Neil Roberts, directeur de la Lloyd's Market Association, a souligné que « le cessez le feu est évidemment bienvenu » mais qu'« il est hautement improbable que le commerce vers le Golfe reprenne simplement ». Plus de 800 navires restent bloqués dans le Golfe persique, et les compagnies maritimes auraient besoin d'au moins deux mois pour reprendre leurs opérations normales.
Quel impact pour les épargnants et investisseurs français ?
Pour les ménages français, la baisse du pétrole pourrait se traduire par un recul des prix à la pompe dans les prochains jours. Patrick De Haan, analyste chez GasBuddy, anticipe un début de baisse « dans les 48 heures ». Aux États Unis, le gallon d'essence était redescendu à 4,14 dollars mardi, tandis que le diesel restait proche de son record de 2022 à 5,64 dollars.
Sur les marchés actions, la détente géopolitique bénéficie directement aux valeurs cycliques, bancaires et industrielles. UBS a toutefois abaissé son objectif de fin d'année pour le S&P 500 à 7 500 points (contre 7 700 précédemment) et son objectif de milieu d'année à 7 000 points (contre 7 300), tout en maintenant une vue « attractive » sur les actions américaines et ses prévisions de bénéfices à 310 dollars par action.
Les investisseurs en or ont vu le métal précieux progresser de 2,5 % et l'argent de 5 %, les métaux précieux conservant leur statut de valeur refuge malgré la détente. Le dollar américain s'est affaibli face aux principales devises, l'euro remontant à 1,1671 dollar.
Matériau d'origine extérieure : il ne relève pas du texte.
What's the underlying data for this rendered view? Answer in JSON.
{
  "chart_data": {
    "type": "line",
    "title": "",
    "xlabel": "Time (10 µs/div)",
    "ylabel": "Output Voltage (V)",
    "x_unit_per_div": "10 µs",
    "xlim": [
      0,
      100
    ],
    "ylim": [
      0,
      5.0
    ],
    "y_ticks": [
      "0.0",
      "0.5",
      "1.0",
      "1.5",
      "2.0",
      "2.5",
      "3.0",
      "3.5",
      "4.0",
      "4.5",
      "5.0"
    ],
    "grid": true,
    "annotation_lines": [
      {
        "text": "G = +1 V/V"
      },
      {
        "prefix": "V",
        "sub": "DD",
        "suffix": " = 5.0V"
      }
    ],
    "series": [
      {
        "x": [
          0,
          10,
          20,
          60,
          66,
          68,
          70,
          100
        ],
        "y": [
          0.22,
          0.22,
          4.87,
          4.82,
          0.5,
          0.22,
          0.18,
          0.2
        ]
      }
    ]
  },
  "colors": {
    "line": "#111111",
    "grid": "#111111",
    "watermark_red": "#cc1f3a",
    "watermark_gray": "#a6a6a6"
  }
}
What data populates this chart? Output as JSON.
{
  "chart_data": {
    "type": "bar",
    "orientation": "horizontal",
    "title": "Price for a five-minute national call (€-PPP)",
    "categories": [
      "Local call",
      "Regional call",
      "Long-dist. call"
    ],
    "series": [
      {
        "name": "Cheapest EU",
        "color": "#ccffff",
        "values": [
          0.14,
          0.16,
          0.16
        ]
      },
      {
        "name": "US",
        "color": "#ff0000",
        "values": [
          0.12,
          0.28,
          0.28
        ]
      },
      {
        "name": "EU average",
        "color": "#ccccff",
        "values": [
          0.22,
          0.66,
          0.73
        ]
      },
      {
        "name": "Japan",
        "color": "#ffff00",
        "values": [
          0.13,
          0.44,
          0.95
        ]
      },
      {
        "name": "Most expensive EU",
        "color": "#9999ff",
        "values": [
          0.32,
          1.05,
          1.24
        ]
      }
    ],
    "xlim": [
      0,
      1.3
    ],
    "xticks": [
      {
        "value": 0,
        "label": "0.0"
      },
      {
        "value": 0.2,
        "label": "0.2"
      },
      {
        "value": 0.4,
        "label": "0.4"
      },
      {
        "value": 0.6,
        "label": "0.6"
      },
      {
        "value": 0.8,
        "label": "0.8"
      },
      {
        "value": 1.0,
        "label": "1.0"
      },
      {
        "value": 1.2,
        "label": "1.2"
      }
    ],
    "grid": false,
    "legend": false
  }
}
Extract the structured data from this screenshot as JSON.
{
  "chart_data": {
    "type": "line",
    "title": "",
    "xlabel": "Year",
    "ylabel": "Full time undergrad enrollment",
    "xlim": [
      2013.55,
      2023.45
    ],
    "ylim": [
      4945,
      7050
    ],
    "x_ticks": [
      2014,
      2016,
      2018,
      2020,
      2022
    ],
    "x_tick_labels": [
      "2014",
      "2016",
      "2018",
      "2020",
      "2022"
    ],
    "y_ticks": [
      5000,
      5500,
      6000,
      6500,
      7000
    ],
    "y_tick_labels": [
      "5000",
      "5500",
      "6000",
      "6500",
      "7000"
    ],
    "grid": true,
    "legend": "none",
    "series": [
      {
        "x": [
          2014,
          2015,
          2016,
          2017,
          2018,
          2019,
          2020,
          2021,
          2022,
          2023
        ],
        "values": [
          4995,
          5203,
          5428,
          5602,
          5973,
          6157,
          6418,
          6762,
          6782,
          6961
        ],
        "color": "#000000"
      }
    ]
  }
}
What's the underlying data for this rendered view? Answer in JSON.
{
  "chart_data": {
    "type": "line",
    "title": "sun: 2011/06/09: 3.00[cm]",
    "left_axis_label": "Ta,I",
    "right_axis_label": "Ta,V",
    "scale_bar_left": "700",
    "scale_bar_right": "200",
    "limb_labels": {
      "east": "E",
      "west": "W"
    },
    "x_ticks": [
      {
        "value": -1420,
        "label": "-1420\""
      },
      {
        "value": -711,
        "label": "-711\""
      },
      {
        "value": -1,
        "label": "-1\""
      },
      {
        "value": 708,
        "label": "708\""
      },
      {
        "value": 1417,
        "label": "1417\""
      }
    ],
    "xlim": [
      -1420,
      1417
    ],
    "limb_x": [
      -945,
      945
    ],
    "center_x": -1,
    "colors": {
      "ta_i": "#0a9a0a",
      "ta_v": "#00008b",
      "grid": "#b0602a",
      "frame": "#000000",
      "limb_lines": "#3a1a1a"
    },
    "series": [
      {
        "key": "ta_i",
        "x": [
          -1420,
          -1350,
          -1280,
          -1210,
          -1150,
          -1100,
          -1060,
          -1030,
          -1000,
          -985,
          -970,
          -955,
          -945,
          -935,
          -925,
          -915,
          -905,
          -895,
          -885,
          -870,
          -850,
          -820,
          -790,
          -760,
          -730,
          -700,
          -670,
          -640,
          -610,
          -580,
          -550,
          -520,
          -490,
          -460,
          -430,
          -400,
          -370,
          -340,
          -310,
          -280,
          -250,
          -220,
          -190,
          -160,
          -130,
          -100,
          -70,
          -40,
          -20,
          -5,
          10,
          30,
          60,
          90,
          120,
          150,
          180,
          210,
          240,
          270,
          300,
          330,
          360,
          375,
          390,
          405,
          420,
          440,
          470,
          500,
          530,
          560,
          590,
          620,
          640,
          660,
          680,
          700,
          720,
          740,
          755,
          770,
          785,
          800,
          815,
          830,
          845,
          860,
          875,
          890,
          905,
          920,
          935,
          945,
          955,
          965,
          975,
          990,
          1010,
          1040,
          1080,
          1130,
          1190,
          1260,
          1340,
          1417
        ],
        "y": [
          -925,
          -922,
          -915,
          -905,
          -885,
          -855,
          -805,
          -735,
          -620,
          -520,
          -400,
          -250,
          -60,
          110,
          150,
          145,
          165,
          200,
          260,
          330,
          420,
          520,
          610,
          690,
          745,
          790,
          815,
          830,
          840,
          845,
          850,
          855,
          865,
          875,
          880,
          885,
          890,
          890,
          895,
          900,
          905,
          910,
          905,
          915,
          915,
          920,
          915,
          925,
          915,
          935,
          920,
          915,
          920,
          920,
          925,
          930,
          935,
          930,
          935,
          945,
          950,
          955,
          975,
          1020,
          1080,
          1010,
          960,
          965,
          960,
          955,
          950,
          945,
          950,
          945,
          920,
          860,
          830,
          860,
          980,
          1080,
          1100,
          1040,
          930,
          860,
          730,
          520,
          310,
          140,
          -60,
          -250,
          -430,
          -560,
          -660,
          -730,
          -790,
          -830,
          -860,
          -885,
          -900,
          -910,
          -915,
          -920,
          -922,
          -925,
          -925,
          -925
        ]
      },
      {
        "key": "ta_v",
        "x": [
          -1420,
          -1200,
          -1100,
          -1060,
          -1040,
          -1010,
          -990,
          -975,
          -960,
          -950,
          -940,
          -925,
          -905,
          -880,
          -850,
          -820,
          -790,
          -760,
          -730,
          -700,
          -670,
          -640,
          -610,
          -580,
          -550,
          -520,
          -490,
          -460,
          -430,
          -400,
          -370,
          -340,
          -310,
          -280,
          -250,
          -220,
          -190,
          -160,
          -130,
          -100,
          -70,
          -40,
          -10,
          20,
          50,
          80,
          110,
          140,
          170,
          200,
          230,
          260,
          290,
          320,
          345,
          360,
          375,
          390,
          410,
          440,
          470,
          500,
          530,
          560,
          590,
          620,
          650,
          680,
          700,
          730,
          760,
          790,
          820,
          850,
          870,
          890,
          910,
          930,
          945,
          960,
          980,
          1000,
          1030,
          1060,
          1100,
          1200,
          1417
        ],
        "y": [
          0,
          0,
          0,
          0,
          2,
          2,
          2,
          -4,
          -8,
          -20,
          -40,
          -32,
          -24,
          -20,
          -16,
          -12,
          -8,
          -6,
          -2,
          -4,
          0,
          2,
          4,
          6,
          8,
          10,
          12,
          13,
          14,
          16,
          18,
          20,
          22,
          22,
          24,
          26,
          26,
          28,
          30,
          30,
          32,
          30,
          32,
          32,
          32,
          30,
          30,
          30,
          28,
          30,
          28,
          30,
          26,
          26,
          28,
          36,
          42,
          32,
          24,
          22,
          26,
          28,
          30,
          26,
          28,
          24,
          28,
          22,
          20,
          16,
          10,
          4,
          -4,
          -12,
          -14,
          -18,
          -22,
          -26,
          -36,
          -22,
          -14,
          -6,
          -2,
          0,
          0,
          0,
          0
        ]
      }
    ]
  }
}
Ce qu'il faut surveiller dans les prochains jours
Les négociations d'Islamabad du 10 avril constitueront le prochain test décisif. La capacité des deux parties à transformer cette trêve temporaire en accord durable déterminera si le rebond des marchés peut se poursuivre ou s'il s'agira d'un simple répit.
Le rapport sur l'inflation américaine (IPC) de mars, attendu vendredi, sera le premier indicateur économique majeur à capter les effets de la flambée pétrolière. Les économistes anticipent une hausse de 1 % des prix sur le mois, contre +0,3 % en février, un bond qui pourrait compliquer la tâche de la Réserve fédérale.
La saison des résultats du premier trimestre débute également cette semaine. Delta Air Lines, première grande compagnie aérienne à publier ses comptes le 8 avril, constitue un baromètre crucial de l'impact des coûts énergétiques sur les entreprises. Les analystes anticipent un bénéfice par action de 0,62 dollar pour un chiffre d'affaires de 14,89 milliards, mais les surcoûts de carburant liés au conflit pourraient avoir pesé lourdement sur les marges.